I have been putting this off for a while because
- I am neither a fan of sharp, pointy things or people poking me with them
- I have an irrational fear that I will contract hepatitis (or worse) from a dirty needle
- I tend to faint around needles in general
The first time I ever saw someone get their ears pierced I was competing in a cross-country championship while I was attending a fancy all-girls school. The kind where they make you wear straw boaters in the summer, bowler hats in the winter and stupidly long kilts come rain or shine.
I needed the loo and jogged to this scary looking lone bathroom in the middle of a field because I was far too middle class to pee in the bushes. I walked in and there were two girls in their teens with dark racoon-like eyemakeup, smoking and lancing themselves in the ear lobes with pins near the sink. They were using a bar of hand soap as the sacrificial slab for the proffered flesh of choice. They wandered over to me, fags in mouth and asked me if I wanted them to pierce my ears. Safe to say I sprinted out of there as fast as my prepubescent legs could carry me to the cackle of emphysemic teenage laughter.

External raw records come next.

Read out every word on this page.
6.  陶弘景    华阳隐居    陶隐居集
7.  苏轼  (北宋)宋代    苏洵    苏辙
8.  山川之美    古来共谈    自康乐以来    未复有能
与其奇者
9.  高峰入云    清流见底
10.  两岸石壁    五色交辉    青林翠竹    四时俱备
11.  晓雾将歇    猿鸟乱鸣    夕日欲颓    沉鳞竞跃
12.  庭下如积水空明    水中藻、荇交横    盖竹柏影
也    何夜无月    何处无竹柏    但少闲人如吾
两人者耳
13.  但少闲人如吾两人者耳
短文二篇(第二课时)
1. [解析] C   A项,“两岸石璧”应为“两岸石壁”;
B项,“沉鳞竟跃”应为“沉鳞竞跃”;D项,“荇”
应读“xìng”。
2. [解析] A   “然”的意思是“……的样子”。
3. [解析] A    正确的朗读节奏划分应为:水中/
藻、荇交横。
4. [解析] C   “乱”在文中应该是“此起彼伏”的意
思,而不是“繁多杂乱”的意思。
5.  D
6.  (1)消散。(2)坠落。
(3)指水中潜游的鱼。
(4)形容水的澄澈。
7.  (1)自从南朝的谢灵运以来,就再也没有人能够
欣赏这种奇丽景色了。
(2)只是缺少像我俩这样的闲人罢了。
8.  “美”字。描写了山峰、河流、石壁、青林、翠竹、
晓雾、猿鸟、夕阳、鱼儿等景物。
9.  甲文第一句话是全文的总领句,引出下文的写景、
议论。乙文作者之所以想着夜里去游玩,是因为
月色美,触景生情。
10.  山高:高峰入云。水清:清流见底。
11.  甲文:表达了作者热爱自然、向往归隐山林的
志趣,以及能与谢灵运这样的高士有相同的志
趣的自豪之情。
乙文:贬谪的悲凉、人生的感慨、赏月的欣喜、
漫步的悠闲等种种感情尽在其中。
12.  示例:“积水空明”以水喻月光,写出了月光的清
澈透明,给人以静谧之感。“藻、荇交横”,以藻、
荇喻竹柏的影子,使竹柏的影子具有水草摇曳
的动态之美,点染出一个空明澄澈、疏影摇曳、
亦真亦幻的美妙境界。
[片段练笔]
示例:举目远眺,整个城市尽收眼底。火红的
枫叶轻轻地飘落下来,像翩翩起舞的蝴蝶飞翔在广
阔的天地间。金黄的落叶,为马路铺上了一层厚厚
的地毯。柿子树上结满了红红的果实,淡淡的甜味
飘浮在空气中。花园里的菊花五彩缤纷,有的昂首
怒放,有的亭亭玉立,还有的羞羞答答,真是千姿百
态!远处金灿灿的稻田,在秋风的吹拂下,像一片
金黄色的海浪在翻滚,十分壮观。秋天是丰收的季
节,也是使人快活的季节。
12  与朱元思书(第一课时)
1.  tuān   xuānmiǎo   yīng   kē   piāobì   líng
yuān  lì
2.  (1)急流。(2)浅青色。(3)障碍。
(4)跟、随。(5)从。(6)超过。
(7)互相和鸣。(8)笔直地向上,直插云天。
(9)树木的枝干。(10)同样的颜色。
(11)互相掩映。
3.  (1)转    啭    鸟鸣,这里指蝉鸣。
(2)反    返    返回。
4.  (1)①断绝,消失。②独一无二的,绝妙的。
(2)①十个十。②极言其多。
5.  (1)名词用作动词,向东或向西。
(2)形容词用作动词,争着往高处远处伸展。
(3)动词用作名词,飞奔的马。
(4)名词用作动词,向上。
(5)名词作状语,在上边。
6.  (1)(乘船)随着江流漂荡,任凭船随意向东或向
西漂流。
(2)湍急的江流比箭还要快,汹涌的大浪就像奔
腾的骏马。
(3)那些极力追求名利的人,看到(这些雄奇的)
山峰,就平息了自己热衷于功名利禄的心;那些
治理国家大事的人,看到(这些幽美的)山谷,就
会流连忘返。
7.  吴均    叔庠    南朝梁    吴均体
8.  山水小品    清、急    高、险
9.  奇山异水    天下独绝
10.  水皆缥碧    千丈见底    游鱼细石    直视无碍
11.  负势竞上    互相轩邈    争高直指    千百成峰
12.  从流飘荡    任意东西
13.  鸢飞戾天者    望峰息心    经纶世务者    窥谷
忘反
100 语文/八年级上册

When I decided (many years later) to go ahead and electively get my ears pierced it was when I was fifteen and wanted to forever solidify my best-friendship with a girl I knew at school. After all, being blood-sisters was so last season. Getting pierced was a far more cool, hip and less infectious way to show how cool and hip we were. And we would forever remember that day! Yes! Sisterhood! Lets burn our training bras!…
Which was all very well and good until she stood me up and I had to face the piercing gun solo. Even then the shakey-handed young girl puncturing yours truly managed to pierce one of my ears at an angle. Leaving me to forever negotiate my earrings that way until they finally closed up fifteen years later as if to draw a line under the whole sordid business.
So, I was a little more than nervous when I popped into the same store 16 years later to ask them to please do it again for me. The girl readying herself to shoot my teeny tiny ear lobes full of metal looked like she was about eleven, so I was trying to remain calm and be sophisticated about this. Because there was nothing more uncool than losing ones shit in front of someone who was young enough to be your biological daughter.
It was slightly alarming to discover that the piercing gun hadn’t been used for a while (it was vacuum sealed in plastic. In a box. In the bottom drawer. Under a pile of excess stock items) so I was beginning to rethink the legitimacy of this “good idea” – but by then it was too late to back out. She had snapped on her latex gloves, drawn little dots on my lobes and was moving in for the kill.
When you’re pierced by piercing gun it’s over in a flash.
It’s like being stapled.
Which doesn’t sound very appealing admittedly (and please do not try this at home kids!)
But that’s how it felt.
There was a brief moment of panic when my piercing technician said “Whoopsie, this might hurt a bit” because the left ear had decided that it didn’t want to participate and the earring hadn’t gone in properly… but somehow she managed to continue stabbing me just enough for the earring to go through, so… you know… we got there in the end.
And hey! I didn’t faint!
Score one for personal growth and a determination not to pass out next to a half price pick-and-mix of novelty nose studs!
She told me that I had to twiddle my earrings once or twice a day to stop my ears from healing around my new piercing, thus fusing flesh with metal (Argh! Argh! What?! Like Seven of Nine?!) and apply a few drops of a massive toner-sized bottle of solution to the piercing both morning and night-time to make sure it doesn’t get infected.
Also that I couldn’t take out the piercing for at least a month in case of infection. Which seemed fair enough to me. Because I googled what infected piercings look like and – no thank you.
Aaaaaand this is what it looks like!
Not going to lie. Feeling a minor sense of achievement.